その中でも特に注目すべきは、歩行速度と脳卒中リスクとの関係である。脳卒中は後遺症や死亡リスクが高いため、予防のための指標を明確にすることが重要である。
歩行速度が脳卒中予防に有効な指標である可能性があるが、その因果関係はまだ十分に明らかになっていないので、歩行速度と脳卒中リスクの因果関係をくわしくしらべてみたそうな。
ヨーロッパ系集団を対象にした「2サンプル・メンデルランダム化法」(MR法)を用いた。MR法は、遺伝情報を用いて因果関係を推定する方法であり、観察研究で見られるような交絡因子の影響を抑えた解析が可能だ。

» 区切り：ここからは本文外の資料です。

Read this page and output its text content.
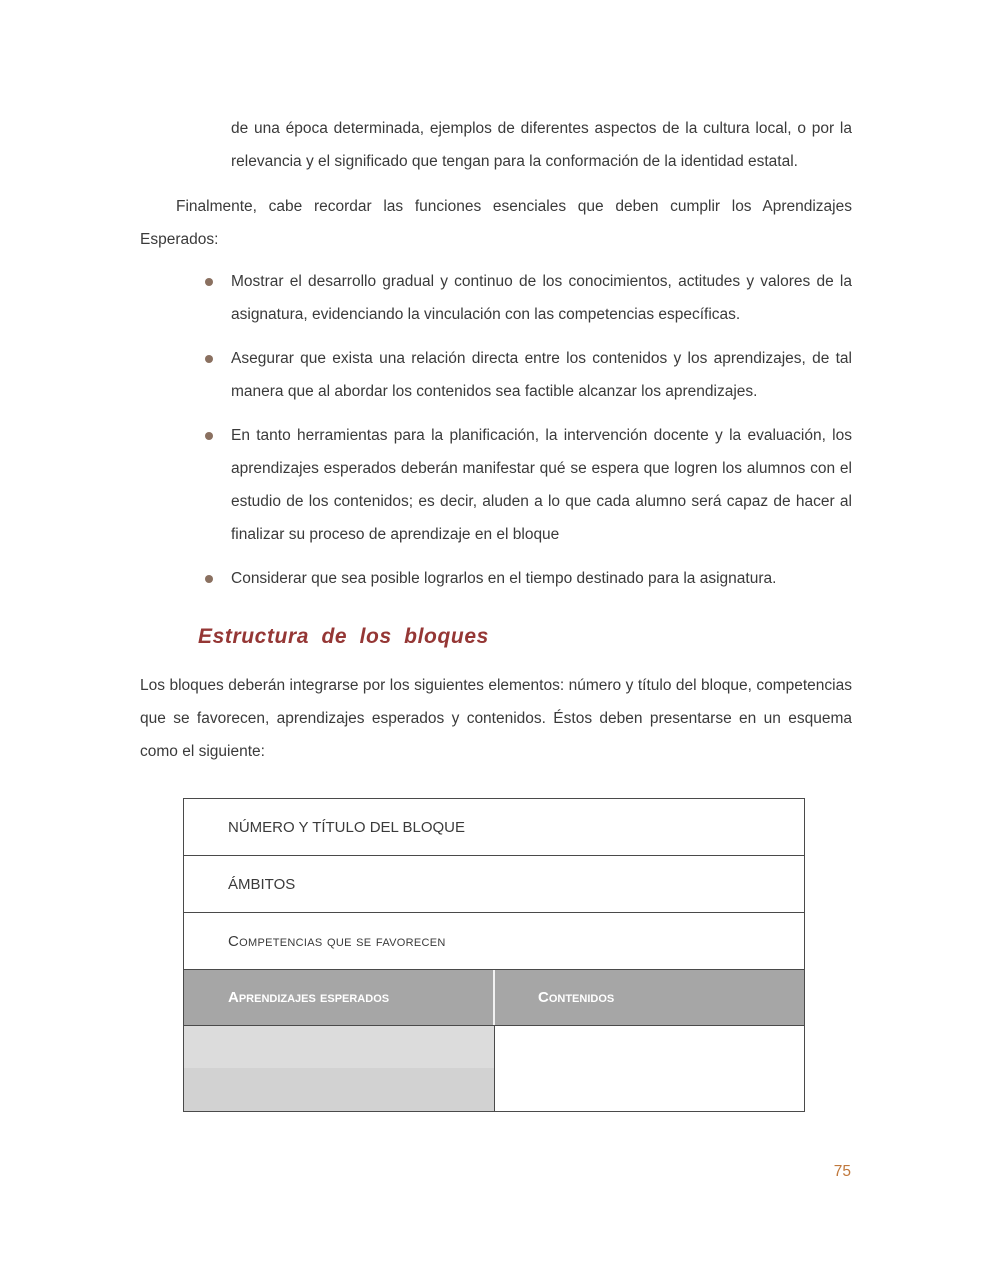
de una época determinada, ejemplos de diferentes aspectos de la cultura local, o por la relevancia y el significado que tengan para la conformación de la identidad estatal.

Finalmente, cabe recordar las funciones esenciales que deben cumplir los Aprendizajes Esperados:

Mostrar el desarrollo gradual y continuo de los conocimientos, actitudes y valores de la asignatura, evidenciando la vinculación con las competencias específicas.
Asegurar que exista una relación directa entre los contenidos y los aprendizajes, de tal manera que al abordar los contenidos sea factible alcanzar los aprendizajes.
En tanto herramientas para la planificación, la intervención docente y la evaluación, los aprendizajes esperados deberán manifestar qué se espera que logren los alumnos con el estudio de los contenidos; es decir, aluden a lo que cada alumno será capaz de hacer al finalizar su proceso de aprendizaje en el bloque
Considerar que sea posible lograrlos en el tiempo destinado para la asignatura.
Estructura de los bloques

Los bloques deberán integrarse por los siguientes elementos: número y título del bloque, competencias que se favorecen, aprendizajes esperados y contenidos. Éstos deben presentarse en un esquema como el siguiente:

NÚMERO Y TÍTULO DEL BLOQUE
ÁMBITOS
Competencias que se favorecen
Aprendizajes esperados	Contenidos
75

具体的には、歩行速度に関連する一塩基多型(SNP)のデータはイギリスのUK Biobankから、脳卒中に関連するSNPのデータはフィンランドのFinnGenから収集した。また、メインの解析手法として逆分散加重法(IVW法)を採用し、その他の補完的な解析法も併用して結果の頑健性を確認した。
次のことがわかった。
・歩行速度と脳卒中リスクの関係を明らかにするために48のSNPが有効な指標として用いられた。・歩行速度が遅い人ほど脳卒中リスクが高くなることが示された。・具体的には、歩行速度が遅い人は通常の速度で歩く人と比べ、脳卒中リスクが約1.75倍になることが確認された(オッズ比0.573)・また、解析の結果には遺伝的な交絡やデータの偏りも見られず、信頼性の高いデータであるとされる。
歩行速度がもともと低いことが脳卒中リスクの増加と因果的に関連していることが示唆された。したがって、歩行速度が遅いと感じる脳卒中経験者は、歩行速度を維持・改善することが、再発予防やリスク軽減に繋がる可能性がある、
というおはなし。
感想:
たしかに歩きが遅い自覚がある。